The clinical practice guideline from an expert panel of the North American Society for Pediatric Gastroenterology, Hepatology and Nutrition (NASPGHAN) includes 27 recommendations that cover screening, diagnosis, treatment and long-term care of children with NAFLD.

NAFLD impacts as many as 38% of children with obesity, though not all who have the chronic disease are obese.

“It has rapidly evolved into the most common liver disease seen in the pediatric population and is a management challenge for general pediatric practitioners, subspecialists and for health systems,” authors said in the report “NASPGHAN Clinical Practice Guideline for the Diagnosis and Treatment of Nonalcoholic Fatty Liver Disease in Children” (Vos MB, et al. J Pediatr Gastroenterol Nutr. Dec. 1, 2016,

Citing a gap in available guidance, the NASPGHAN convened a panel of experts who reviewed literature and made recommendations they say “suggest preferred evidence-based approaches … but remain flexible and adjustable for individual patients and circumstances.”

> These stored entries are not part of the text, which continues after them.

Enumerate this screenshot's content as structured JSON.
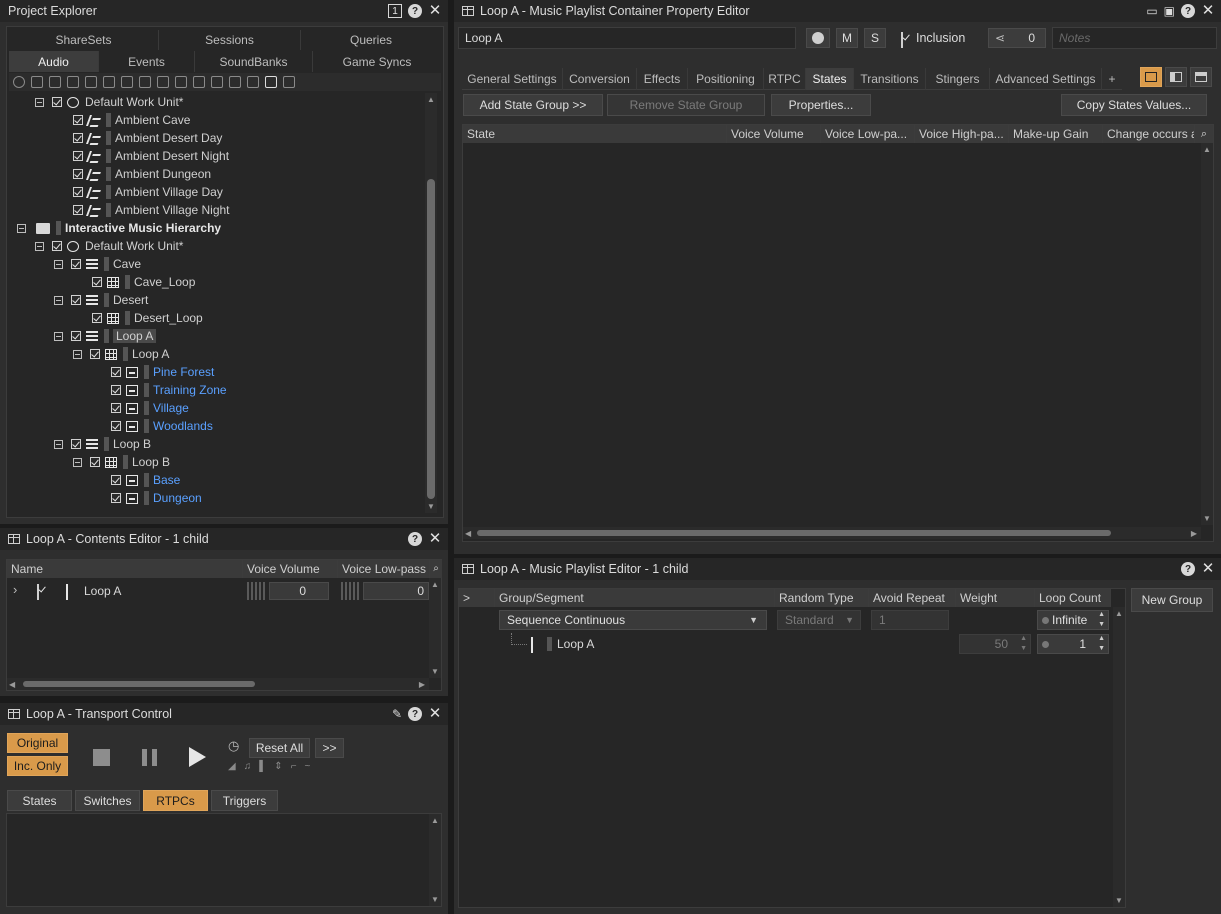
{
  "project_explorer": {
    "title": "Project Explorer",
    "tabs_top": [
      "ShareSets",
      "Sessions",
      "Queries"
    ],
    "tabs_bottom": [
      "Audio",
      "Events",
      "SoundBanks",
      "Game Syncs"
    ],
    "tree": [
      {
        "label": "Default Work Unit*",
        "icon": "work-unit-icon",
        "style": "normal"
      },
      {
        "label": "Ambient Cave",
        "icon": "random-container-icon",
        "style": "normal"
      },
      {
        "label": "Ambient Desert Day",
        "icon": "random-container-icon",
        "style": "normal"
      },
      {
        "label": "Ambient Desert Night",
        "icon": "random-container-icon",
        "style": "normal"
      },
      {
        "label": "Ambient Dungeon",
        "icon": "random-container-icon",
        "style": "normal"
      },
      {
        "label": "Ambient Village Day",
        "icon": "random-container-icon",
        "style": "normal"
      },
      {
        "label": "Ambient Village Night",
        "icon": "random-container-icon",
        "style": "normal"
      },
      {
        "label": "Interactive Music Hierarchy",
        "icon": "folder-icon",
        "style": "bold"
      },
      {
        "label": "Default Work Unit*",
        "icon": "work-unit-icon",
        "style": "normal"
      },
      {
        "label": "Cave",
        "icon": "switch-container-icon",
        "style": "normal"
      },
      {
        "label": "Cave_Loop",
        "icon": "playlist-container-icon",
        "style": "normal"
      },
      {
        "label": "Desert",
        "icon": "switch-container-icon",
        "style": "normal"
      },
      {
        "label": "Desert_Loop",
        "icon": "playlist-container-icon",
        "style": "normal"
      },
      {
        "label": "Loop A",
        "icon": "switch-container-icon",
        "style": "selected"
      },
      {
        "label": "Loop A",
        "icon": "playlist-container-icon",
        "style": "normal"
      },
      {
        "label": "Pine Forest",
        "icon": "segment-icon",
        "style": "blue"
      },
      {
        "label": "Training Zone",
        "icon": "segment-icon",
        "style": "blue"
      },
      {
        "label": "Village",
        "icon": "segment-icon",
        "style": "blue"
      },
      {
        "label": "Woodlands",
        "icon": "segment-icon",
        "style": "blue"
      },
      {
        "label": "Loop B",
        "icon": "switch-container-icon",
        "style": "normal"
      },
      {
        "label": "Loop B",
        "icon": "playlist-container-icon",
        "style": "normal"
      },
      {
        "label": "Base",
        "icon": "segment-icon",
        "style": "blue"
      },
      {
        "label": "Dungeon",
        "icon": "segment-icon",
        "style": "blue"
      }
    ]
  },
  "contents_editor": {
    "title": "Loop A - Contents Editor - 1 child",
    "columns": [
      "Name",
      "Voice Volume",
      "Voice Low-pass F"
    ],
    "row": {
      "name": "Loop A",
      "volume": "0",
      "lowpass": "0"
    }
  },
  "transport": {
    "title": "Loop A - Transport Control",
    "original": "Original",
    "inc_only": "Inc. Only",
    "reset_all": "Reset All",
    "more": ">>",
    "tabs": [
      "States",
      "Switches",
      "RTPCs",
      "Triggers"
    ]
  },
  "property_editor": {
    "title": "Loop A - Music Playlist Container Property Editor",
    "name_value": "Loop A",
    "m_label": "M",
    "s_label": "S",
    "inclusion_label": "Inclusion",
    "share_count": "0",
    "notes_placeholder": "Notes",
    "tabs": [
      "General Settings",
      "Conversion",
      "Effects",
      "Positioning",
      "RTPC",
      "States",
      "Transitions",
      "Stingers",
      "Advanced Settings",
      "+"
    ],
    "add_state_group": "Add State Group >>",
    "remove_state_group": "Remove State Group",
    "properties": "Properties...",
    "copy_states": "Copy States Values...",
    "columns": [
      "State",
      "Voice Volume",
      "Voice Low-pa...",
      "Voice High-pa...",
      "Make-up Gain",
      "Change occurs a"
    ]
  },
  "playlist_editor": {
    "title": "Loop A - Music Playlist Editor - 1 child",
    "columns": [
      ">",
      "Group/Segment",
      "Random Type",
      "Avoid Repeat",
      "Weight",
      "Loop Count"
    ],
    "group_row": {
      "name": "Sequence Continuous",
      "random_type": "Standard",
      "avoid_repeat": "1",
      "loop_count": "Infinite"
    },
    "child_row": {
      "name": "Loop A",
      "weight": "50",
      "loop_count": "1"
    },
    "new_group": "New Group"
  },
  "colors": {
    "accent_orange": "#d99a4a",
    "link_blue": "#5aa0ff",
    "panel_bg": "#2e2e2e"
  }
}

Children with NAFLD often are asymptomatic. The panel recommends screening children age 9-11 years with obesity and other children with risk factors using an alanine aminotransferase test.

“Screening for NAFLD is appropriate because it can be detected prior to the onset of irreversible, end-stage liver disease,” authors wrote. “Identification of children with NAFLD is important because effective treatment is available.”

Children will need to undergo additional tests, which may include a biopsy, to determine if fat deposits are present and rule out other conditions.

For those diagnosed with NAFLD, treatment includes improving their diet, avoiding sugar-sweetened beverages and increasing physical activity.

“No currently available medications or supplements are recommended to treat NAFLD

because none have been proven to benefit the majority of NAFLD patients,” according to the guidelines.

Only certain adolescents with severe health issues should be considered for bariatric surgery.

The panel also recommends periodic screening for dyslipidemia and diabetes, vaccination against hepatitis and monitoring children annually for disease progression. They also should be counseled about the dangers of binge drinking and smoking.